Il successo ottenuto con il Censimento e le attività da questo scaturite, quali la ripulitura e riorganizzazione del sentiero, l’organizzazione di iniziative ad hoc, l’assegnazione del titolo “Luogo del Cuore FAI” hanno portato questa parte dell’opera a essere un unicum; la rilevanza mediatica assunta ha reso possibile anche la sensibilizzazione delle amministrazioni competenti nel preventivare interventi di manutenzione straordinaria per garantire la stabilità dell’opera che rischiava (e ancora rischia) un rovinoso degrado.

I Luoghi del Cuore hanno portato visibilità e maggiore attenzione all'Emissario di Claudio?

Si, l’aver partecipato al Censimento ha dato al nostro luogo una visibilità unica e inaspettata; per misurare il grado di visibilità ottenuta si deve tener presente che precedentemente l’esistenza di uno sbocco dell’emissario era completamente ignorato e veniva data importanza solo all’area fucense.
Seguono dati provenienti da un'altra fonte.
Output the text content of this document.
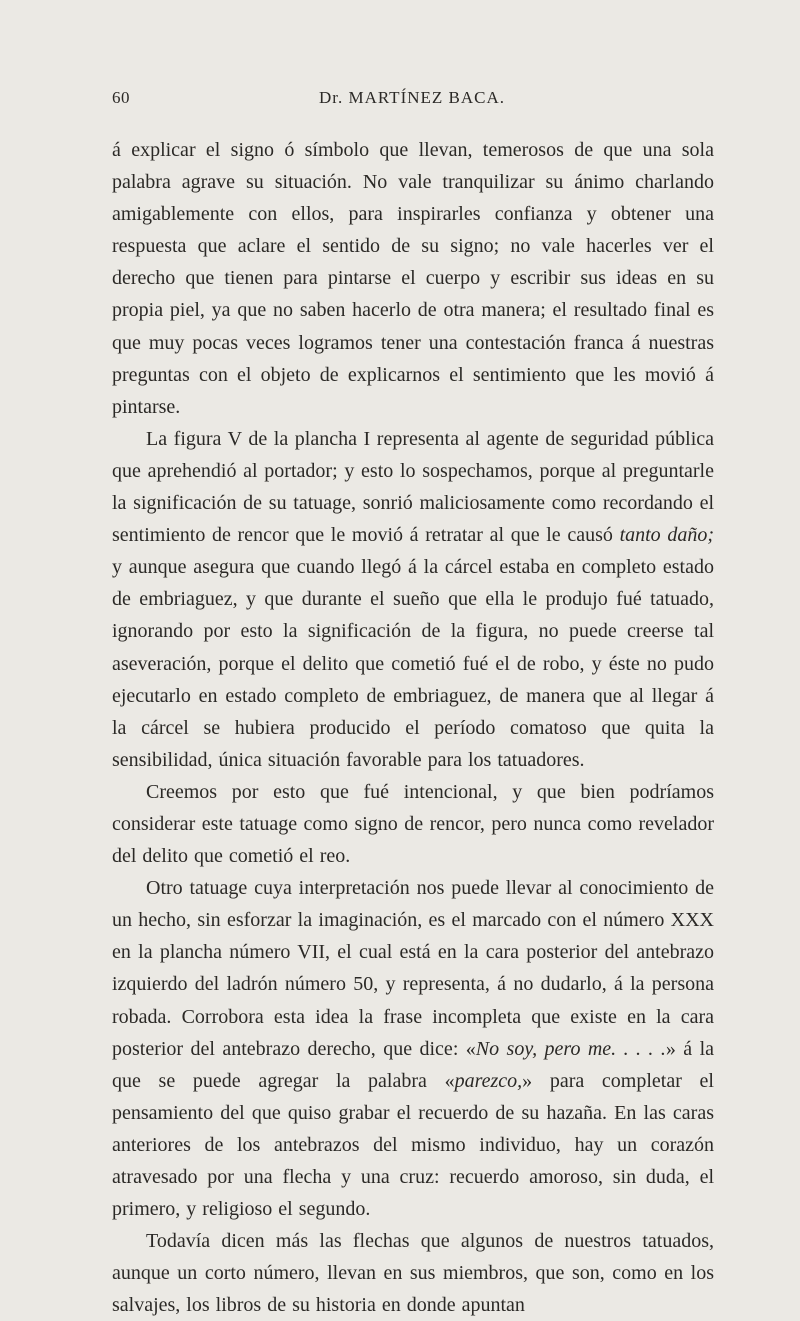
60	Dr. MARTÍNEZ BACA.

á explicar el signo ó símbolo que llevan, temerosos de que una sola palabra agrave su situación. No vale tranquilizar su ánimo charlando amigablemente con ellos, para inspirarles confianza y obtener una respuesta que aclare el sentido de su signo; no vale hacerles ver el derecho que tienen para pintarse el cuerpo y escribir sus ideas en su propia piel, ya que no saben hacerlo de otra manera; el resultado final es que muy pocas veces logramos tener una contestación franca á nuestras preguntas con el objeto de explicarnos el sentimiento que les movió á pintarse.

La figura V de la plancha I representa al agente de seguridad pública que aprehendió al portador; y esto lo sospechamos, porque al preguntarle la significación de su tatuage, sonrió maliciosamente como recordando el sentimiento de rencor que le movió á retratar al que le causó tanto daño; y aunque asegura que cuando llegó á la cárcel estaba en completo estado de embriaguez, y que durante el sueño que ella le produjo fué tatuado, ignorando por esto la significación de la figura, no puede creerse tal aseveración, porque el delito que cometió fué el de robo, y éste no pudo ejecutarlo en estado completo de embriaguez, de manera que al llegar á la cárcel se hubiera producido el período comatoso que quita la sensibilidad, única situación favorable para los tatuadores.

Creemos por esto que fué intencional, y que bien podríamos considerar este tatuage como signo de rencor, pero nunca como revelador del delito que cometió el reo.

Otro tatuage cuya interpretación nos puede llevar al conocimiento de un hecho, sin esforzar la imaginación, es el marcado con el número XXX en la plancha número VII, el cual está en la cara posterior del antebrazo izquierdo del ladrón número 50, y representa, á no dudarlo, á la persona robada. Corrobora esta idea la frase incompleta que existe en la cara posterior del antebrazo derecho, que dice: «No soy, pero me. . . . .» á la que se puede agregar la palabra «parezco,» para completar el pensamiento del que quiso grabar el recuerdo de su hazaña. En las caras anteriores de los antebrazos del mismo individuo, hay un corazón atravesado por una flecha y una cruz: recuerdo amoroso, sin duda, el primero, y religioso el segundo.

Todavía dicen más las flechas que algunos de nuestros tatuados, aunque un corto número, llevan en sus miembros, que son, como en los salvajes, los libros de su historia en donde apuntan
Adesso non è più così e l’area è costantemente visitata da persone provenienti sia dall’Italia che da altre parti d’Europa e del mondo.

La partecipazione al Censimento ha permesso di attrarre altri contributi economici?

Al momento, e a seguito delle iniziative scaturite dalla partecipazione al Censimento “I Luoghi del Cuore”, hanno portato a un interessamento delle istituzioni sullo stato di manutenzione del sito con lo stanziamento di circa 150.000 euro di fondi del MiBAC per la sua sistemazione, cosa inimmaginabile precedentemente.

Come avete raccolto i voti? Potete raccontarci qualche esempio concreto?

Si è operato facendo leva sulle nostre conoscenze personali e il passaparola all’interno degli ambiti familiari e nei luoghi di lavoro chiedendo a ognuno di operarsi nel raccogliere adesioni fra i parenti e amici.

Un’azione specifica è stata fatta all’interno delle scuole del circondario e ove operavano nostri concittadini; aiuti sono venuti anche da alcuni centri anziani e luoghi di lavoro frequentati da alcuni di noi.

Qual è stata la prima cosa che avete pensato quando avete scoperto di aver ricevuto il contributo?

Ci siamo riusciti!

Cosa non vi sareste mai aspettati?

La risonanza avuta dall’iniziativa e la meraviglia provata dai visitatori che sono rimasti entusiasti del luogo e hanno avuto la gentilezza di comunicarcelo.

Quali sono i tre consigli che vorreste dare agli altri luoghi che decidono di partecipare al Censimento?

• Approfittare dell’opportunità che il Censimento “I Luoghi del Cuore” offre: partecipare.

• Ricreare per il proprio sito una storia che ne raccolga i legami con il territorio: fare rete.

• Mantenere l’entusiasmo nel tempo: non mollare.